I hope you do get in contact with her and tell her how you feel hon. xxx
HUGS - you’re right to feel betrayed. I hope you find the courage to tell her.
ALL of what you feel is OK. And normal. And totally understandable.
I’ve had ’students’ in some of my sessions (psychiatric) and also years earlier when I was pregnant because a brain tumour I had (yep, that of course has depression as as a symptom) meant that I was supposed to be unable to have children as it grew on my endocrine gland. I had to laugh when a dozen students turned up for one of my internal examinations as I lay there with my legs in the air!

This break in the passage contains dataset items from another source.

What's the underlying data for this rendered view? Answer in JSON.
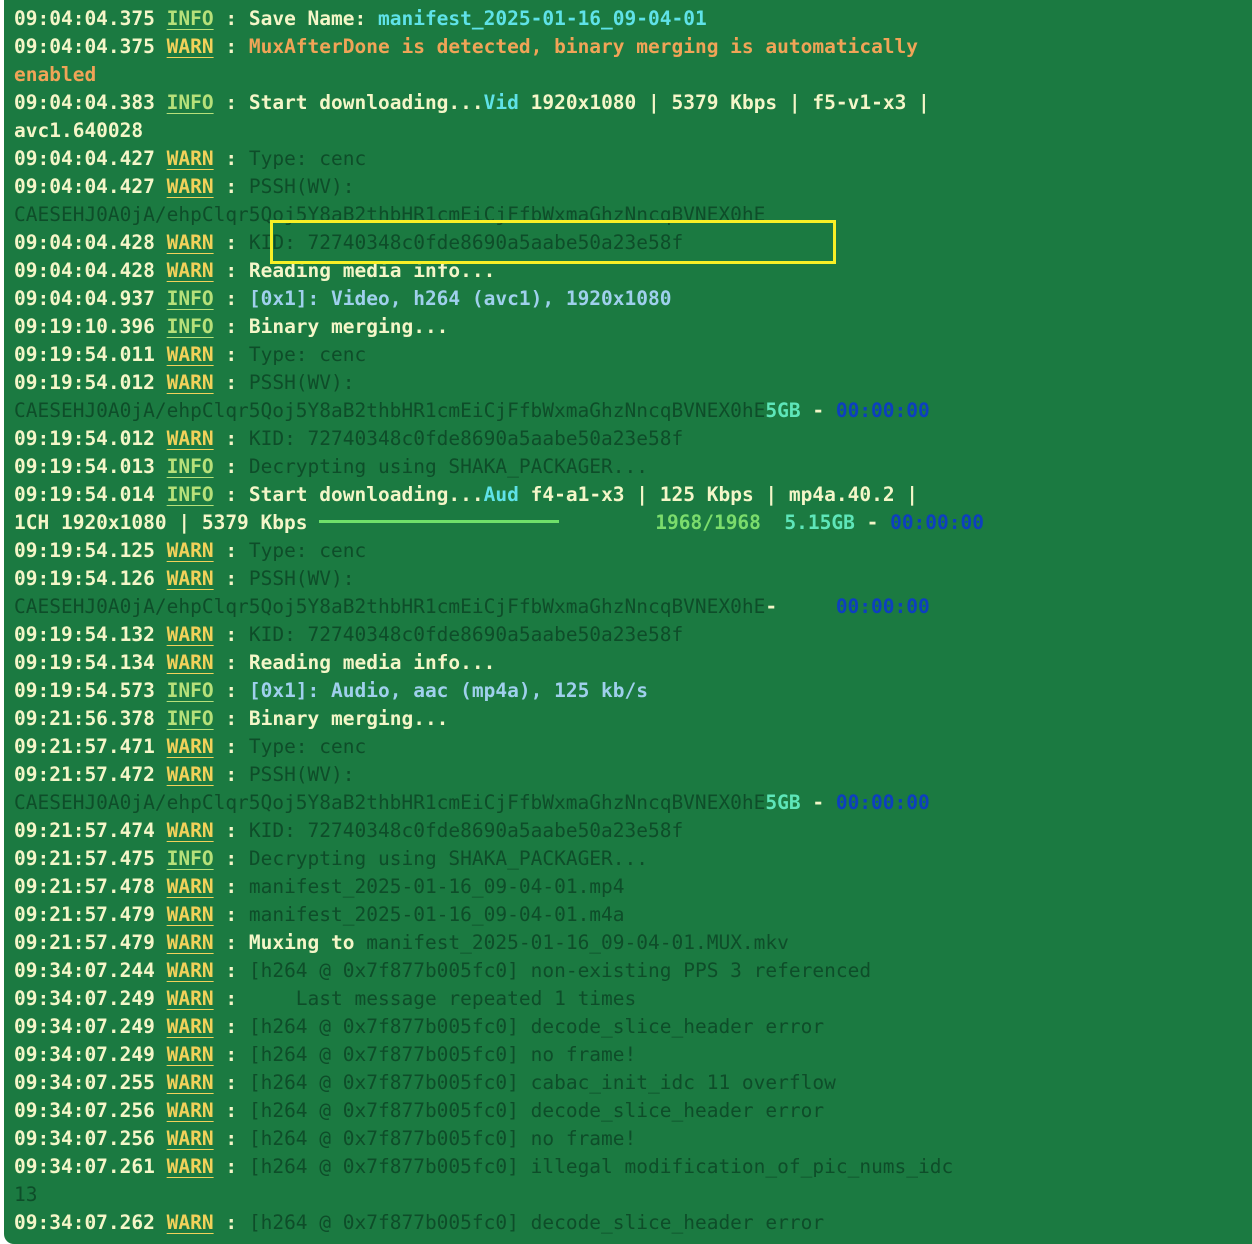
{
  "colors": {
    "background": "#1b7a41",
    "highlight": "#f7f026"
  },
  "lines": [
    {
      "ts": "09:04:04.375",
      "lvl": "INFO",
      "msg": [
        {
          "t": "Save Name: ",
          "c": "norm"
        },
        {
          "t": "manifest_2025-01-16_09-04-01",
          "c": "cyan"
        }
      ]
    },
    {
      "ts": "09:04:04.375",
      "lvl": "WARN",
      "msg": [
        {
          "t": "MuxAfterDone is detected, binary merging is automatically",
          "c": "orange"
        }
      ]
    },
    {
      "raw": [
        {
          "t": "enabled",
          "c": "orange"
        }
      ]
    },
    {
      "ts": "09:04:04.383",
      "lvl": "INFO",
      "msg": [
        {
          "t": "Start downloading...",
          "c": "norm"
        },
        {
          "t": "Vid",
          "c": "cyan"
        },
        {
          "t": " 1920x1080 | 5379 Kbps | f5-v1-x3 |",
          "c": "norm"
        }
      ]
    },
    {
      "raw": [
        {
          "t": "avc1.640028",
          "c": "norm"
        }
      ]
    },
    {
      "ts": "09:04:04.427",
      "lvl": "WARN",
      "msg": [
        {
          "t": "Type: cenc",
          "c": "dim"
        }
      ]
    },
    {
      "ts": "09:04:04.427",
      "lvl": "WARN",
      "msg": [
        {
          "t": "PSSH(WV):",
          "c": "dim"
        }
      ]
    },
    {
      "raw": [
        {
          "t": "CAESEHJ0A0jA/ehpClqr5Qoj5Y8aB2thbHR1cmEiCjFfbWxmaGhzNncqBVNEX0hE",
          "c": "dim"
        }
      ]
    },
    {
      "ts": "09:04:04.428",
      "lvl": "WARN",
      "msg": [
        {
          "t": "KID: 72740348c0fde8690a5aabe50a23e58f",
          "c": "dim"
        }
      ]
    },
    {
      "ts": "09:04:04.428",
      "lvl": "WARN",
      "msg": [
        {
          "t": "Reading media info...",
          "c": "norm"
        }
      ]
    },
    {
      "ts": "09:04:04.937",
      "lvl": "INFO",
      "msg": [
        {
          "t": "[0x1]: Video, h264 (avc1), 1920x1080",
          "c": "blue"
        }
      ]
    },
    {
      "ts": "09:19:10.396",
      "lvl": "INFO",
      "msg": [
        {
          "t": "Binary merging...",
          "c": "norm"
        }
      ]
    },
    {
      "ts": "09:19:54.011",
      "lvl": "WARN",
      "msg": [
        {
          "t": "Type: cenc",
          "c": "dim"
        }
      ]
    },
    {
      "ts": "09:19:54.012",
      "lvl": "WARN",
      "msg": [
        {
          "t": "PSSH(WV):",
          "c": "dim"
        }
      ]
    },
    {
      "raw": [
        {
          "t": "CAESEHJ0A0jA/ehpClqr5Qoj5Y8aB2thbHR1cmEiCjFfbWxmaGhzNncqBVNEX0hE",
          "c": "dim"
        },
        {
          "t": "5GB",
          "c": "aqua"
        },
        {
          "t": " - ",
          "c": "norm"
        },
        {
          "t": "00:00:00",
          "c": "navy"
        }
      ]
    },
    {
      "ts": "09:19:54.012",
      "lvl": "WARN",
      "msg": [
        {
          "t": "KID: 72740348c0fde8690a5aabe50a23e58f",
          "c": "dim"
        }
      ]
    },
    {
      "ts": "09:19:54.013",
      "lvl": "INFO",
      "msg": [
        {
          "t": "Decrypting using SHAKA_PACKAGER...",
          "c": "dim"
        }
      ]
    },
    {
      "ts": "09:19:54.014",
      "lvl": "INFO",
      "msg": [
        {
          "t": "Start downloading...",
          "c": "norm"
        },
        {
          "t": "Aud",
          "c": "cyan"
        },
        {
          "t": " f4-a1-x3 | 125 Kbps | mp4a.40.2 |",
          "c": "norm"
        }
      ]
    },
    {
      "raw": [
        {
          "t": "1CH 1920x1080 | 5379 Kbps ",
          "c": "norm"
        },
        {
          "t": "",
          "c": "bar"
        },
        {
          "t": "1968/1968",
          "c": "green"
        },
        {
          "t": "  5.15GB",
          "c": "aqua"
        },
        {
          "t": " - ",
          "c": "norm"
        },
        {
          "t": "00:00:00",
          "c": "navy"
        }
      ]
    },
    {
      "ts": "09:19:54.125",
      "lvl": "WARN",
      "msg": [
        {
          "t": "Type: cenc",
          "c": "dim"
        }
      ]
    },
    {
      "ts": "09:19:54.126",
      "lvl": "WARN",
      "msg": [
        {
          "t": "PSSH(WV):",
          "c": "dim"
        }
      ]
    },
    {
      "raw": [
        {
          "t": "CAESEHJ0A0jA/ehpClqr5Qoj5Y8aB2thbHR1cmEiCjFfbWxmaGhzNncqBVNEX0hE",
          "c": "dim"
        },
        {
          "t": "-     ",
          "c": "norm"
        },
        {
          "t": "00:00:00",
          "c": "navy"
        }
      ]
    },
    {
      "ts": "09:19:54.132",
      "lvl": "WARN",
      "msg": [
        {
          "t": "KID: 72740348c0fde8690a5aabe50a23e58f",
          "c": "dim"
        }
      ]
    },
    {
      "ts": "09:19:54.134",
      "lvl": "WARN",
      "msg": [
        {
          "t": "Reading media info...",
          "c": "norm"
        }
      ]
    },
    {
      "ts": "09:19:54.573",
      "lvl": "INFO",
      "msg": [
        {
          "t": "[0x1]: Audio, aac (mp4a), 125 kb/s",
          "c": "blue"
        }
      ]
    },
    {
      "ts": "09:21:56.378",
      "lvl": "INFO",
      "msg": [
        {
          "t": "Binary merging...",
          "c": "norm"
        }
      ]
    },
    {
      "ts": "09:21:57.471",
      "lvl": "WARN",
      "msg": [
        {
          "t": "Type: cenc",
          "c": "dim"
        }
      ]
    },
    {
      "ts": "09:21:57.472",
      "lvl": "WARN",
      "msg": [
        {
          "t": "PSSH(WV):",
          "c": "dim"
        }
      ]
    },
    {
      "raw": [
        {
          "t": "CAESEHJ0A0jA/ehpClqr5Qoj5Y8aB2thbHR1cmEiCjFfbWxmaGhzNncqBVNEX0hE",
          "c": "dim"
        },
        {
          "t": "5GB",
          "c": "aqua"
        },
        {
          "t": " - ",
          "c": "norm"
        },
        {
          "t": "00:00:00",
          "c": "navy"
        }
      ]
    },
    {
      "ts": "09:21:57.474",
      "lvl": "WARN",
      "msg": [
        {
          "t": "KID: 72740348c0fde8690a5aabe50a23e58f",
          "c": "dim"
        }
      ]
    },
    {
      "ts": "09:21:57.475",
      "lvl": "INFO",
      "msg": [
        {
          "t": "Decrypting using SHAKA_PACKAGER...",
          "c": "dim"
        }
      ]
    },
    {
      "ts": "09:21:57.478",
      "lvl": "WARN",
      "msg": [
        {
          "t": "manifest_2025-01-16_09-04-01.mp4",
          "c": "dim"
        }
      ]
    },
    {
      "ts": "09:21:57.479",
      "lvl": "WARN",
      "msg": [
        {
          "t": "manifest_2025-01-16_09-04-01.m4a",
          "c": "dim"
        }
      ]
    },
    {
      "ts": "09:21:57.479",
      "lvl": "WARN",
      "msg": [
        {
          "t": "Muxing to ",
          "c": "norm"
        },
        {
          "t": "manifest_2025-01-16_09-04-01.MUX.mkv",
          "c": "dim"
        }
      ]
    },
    {
      "ts": "09:34:07.244",
      "lvl": "WARN",
      "msg": [
        {
          "t": "[h264 @ 0x7f877b005fc0] non-existing PPS 3 referenced",
          "c": "dim"
        }
      ]
    },
    {
      "ts": "09:34:07.249",
      "lvl": "WARN",
      "msg": [
        {
          "t": "    Last message repeated 1 times",
          "c": "dim"
        }
      ]
    },
    {
      "ts": "09:34:07.249",
      "lvl": "WARN",
      "msg": [
        {
          "t": "[h264 @ 0x7f877b005fc0] decode_slice_header error",
          "c": "dim"
        }
      ]
    },
    {
      "ts": "09:34:07.249",
      "lvl": "WARN",
      "msg": [
        {
          "t": "[h264 @ 0x7f877b005fc0] no frame!",
          "c": "dim"
        }
      ]
    },
    {
      "ts": "09:34:07.255",
      "lvl": "WARN",
      "msg": [
        {
          "t": "[h264 @ 0x7f877b005fc0] cabac_init_idc 11 overflow",
          "c": "dim"
        }
      ]
    },
    {
      "ts": "09:34:07.256",
      "lvl": "WARN",
      "msg": [
        {
          "t": "[h264 @ 0x7f877b005fc0] decode_slice_header error",
          "c": "dim"
        }
      ]
    },
    {
      "ts": "09:34:07.256",
      "lvl": "WARN",
      "msg": [
        {
          "t": "[h264 @ 0x7f877b005fc0] no frame!",
          "c": "dim"
        }
      ]
    },
    {
      "ts": "09:34:07.261",
      "lvl": "WARN",
      "msg": [
        {
          "t": "[h264 @ 0x7f877b005fc0] illegal modification_of_pic_nums_idc",
          "c": "dim"
        }
      ]
    },
    {
      "raw": [
        {
          "t": "13",
          "c": "dim"
        }
      ]
    },
    {
      "ts": "09:34:07.262",
      "lvl": "WARN",
      "msg": [
        {
          "t": "[h264 @ 0x7f877b005fc0] decode_slice_header error",
          "c": "dim"
        }
      ]
    }
  ],
  "progress": {
    "value": 1.0
  }
}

If it’s any consolation, the student needs to participate and learn and they also want to help. There’s no point in bottling things up - let it all out for the nurse and the student to hear, see and help with. You might be surprised at the insights that two people instead of one can offer. My thoughts are with you.
Hugs to you.
Call the nurse and tell her your feelings about the student and together you can work through this.
xx
My brother has cerebral palsy, and at his 21st, one of the people making a speech said, “If you think HE is disabled, then YOU are the one with the disability”. My mum was told when he was born that ‘he is never going to be able to…’. She NEVER believed it, she never accepted it as a possibility. My brother is now a Computer Software Engineer working for the government- he clearly does not see himself as having a disability. I encourage you to view your depression in the same light… You are NOT brain damaged; DO NOT let this health issue determine your life.
I am sorry to hear that. It truly wasn’t fair to blindside you like that.

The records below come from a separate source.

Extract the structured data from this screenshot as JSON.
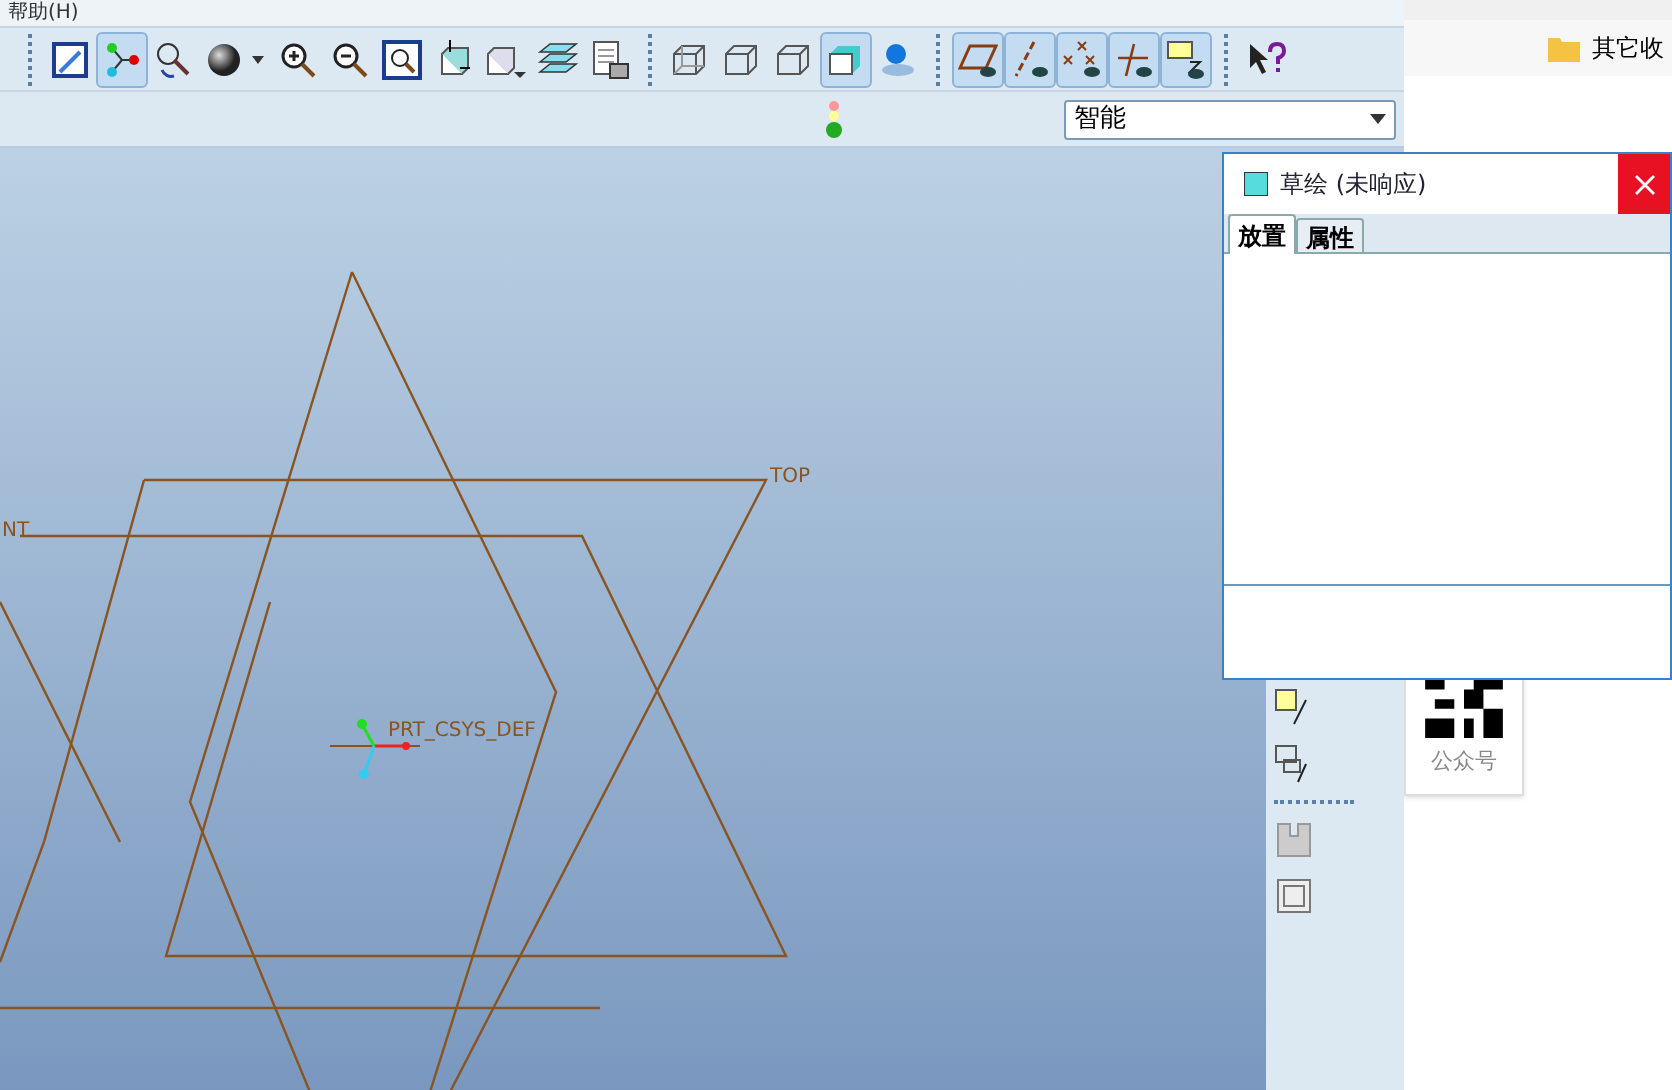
{
  "menu": {
    "label": "帮助(H)"
  },
  "toolbar": [
    {
      "kind": "sketch",
      "pressed": false
    },
    {
      "kind": "points",
      "pressed": true
    },
    {
      "kind": "spin",
      "pressed": false
    },
    {
      "kind": "sphere",
      "pressed": false
    },
    {
      "kind": "zoom-in",
      "pressed": false
    },
    {
      "kind": "zoom-out",
      "pressed": false
    },
    {
      "kind": "fit",
      "pressed": false
    },
    {
      "kind": "orient",
      "pressed": false
    },
    {
      "kind": "views",
      "pressed": false
    },
    {
      "kind": "layers",
      "pressed": false
    },
    {
      "kind": "sheet",
      "pressed": false
    },
    {
      "kind": "wire",
      "pressed": false
    },
    {
      "kind": "hidden",
      "pressed": false
    },
    {
      "kind": "nohidden",
      "pressed": false
    },
    {
      "kind": "shaded",
      "pressed": true
    },
    {
      "kind": "pin",
      "pressed": false
    },
    {
      "kind": "plane",
      "pressed": true
    },
    {
      "kind": "axis",
      "pressed": true
    },
    {
      "kind": "point",
      "pressed": true
    },
    {
      "kind": "csys",
      "pressed": true
    },
    {
      "kind": "note",
      "pressed": true
    },
    {
      "kind": "help",
      "pressed": false
    }
  ],
  "filter": {
    "value": "智能"
  },
  "canvas": {
    "labels": [
      "TOP",
      "NT",
      "PRT_CSYS_DEF"
    ]
  },
  "dialog": {
    "title": "草绘 (未响应)",
    "tabs": [
      {
        "label": "放置",
        "selected": true
      },
      {
        "label": "属性",
        "selected": false
      }
    ]
  },
  "browser": {
    "bookmark": "其它收",
    "card_caption": "公众号"
  }
}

I am sorry you are having such a rough time and this happened on top of it all.
PS - I wanted to let you know you are a winner
, hope it brings a smile to your day.
That is so unfair
I’m sorry
love you sweetie.
I TOTALLY understand.
x
I would actually be letting the person above her know what happened to start with and letting them know that you felt you were put in a very uncomfortable position without any prior knowledge and that you do not want that happening again. I would then contact her either by phone, email letter and explain again that you were not happy and that she has broken the trust that was developing….she does need to know how you feel….and from my point of view I actually find that totally unacceptable
Hi there,
I just found your blog through one of those click+click+click things that we all do (and sometimes end up wondering “how on earth did I get here?!”) but I just wanted to say thanks for your comments about the student. I’m a lawyer and I often have junior solicitors and students that come into meetings with me and I confess that I often ask my client’s permission then and there with the student in front of them. Having read your post I won’t be doing that again. Ever. Thank you and best wishes for your on going healing process.